The Aussie rose to a record versus the euro before trimming the gain after the ECB said it had awarded 489 billion euros ($637 billion) in 1,134-day loans to banks, more than the 293 billion euros forecast by economists. A report showed the New Zealand’s current-account deficit widened.
“What began as a risk-on day is ending up to be a risk-off day,” said Marc Chandler, global head of currency strategy in New York at Brown Brothers Harriman & Co., in a phone interview. “The buy-the-rumor, sell-the-fact on the euro helped drag down the other currencies and the stock market.”
The Australian dollar rose as much as 0.9 percent to 77.73 euro cents, a record, before trading at 77.11, up 0.1 percent at 12:38 p.m. in New York. It touched $1.0219, the most since Dec. 12, before trading little changed at $1.0075. The Aussie was little changed at 78.55 yen after earlier reaching 79.37, the highest since Dec. 8.
New Zealand’s dollar was little changed at 76.78 U.S. cents, after rising to 77.76 U.S. cents, the strongest since Dec. 8. The so-called kiwi held steady at 59.88 yen.
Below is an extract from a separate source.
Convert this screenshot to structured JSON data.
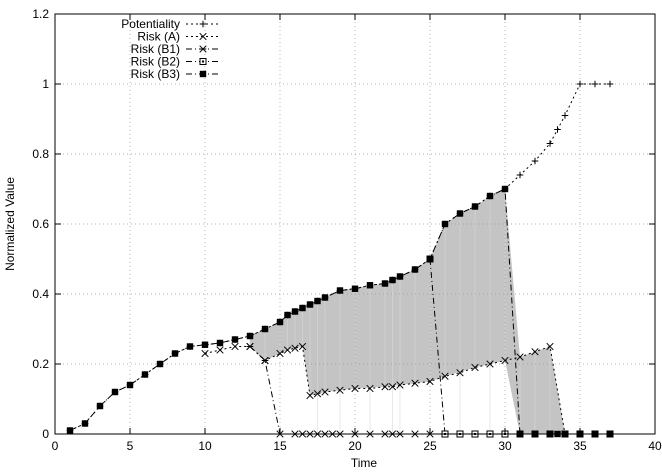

Gains in the New Zealand dollar were limited after a report showed the country’s current-account deficit widened by more than economists had forecast.
The shortfall was 4.3 percent of gross domestic product in the year ended Sept. 30, from 3.7 percent in the 12 months through June, Statistics New Zealand said in Wellington today. Economists predicted a 3.9 percent gap, according to the median of 11 forecasts in a Bloomberg News survey.
UBS AG expects the Australian dollar to rise to $1.04 in one month and New Zealand’s currency to advance to 80 U.S. cents in the same time period.
The Australian dollar has fallen 1.6 percent against its U.S. counterpart this year, and so has the kiwi.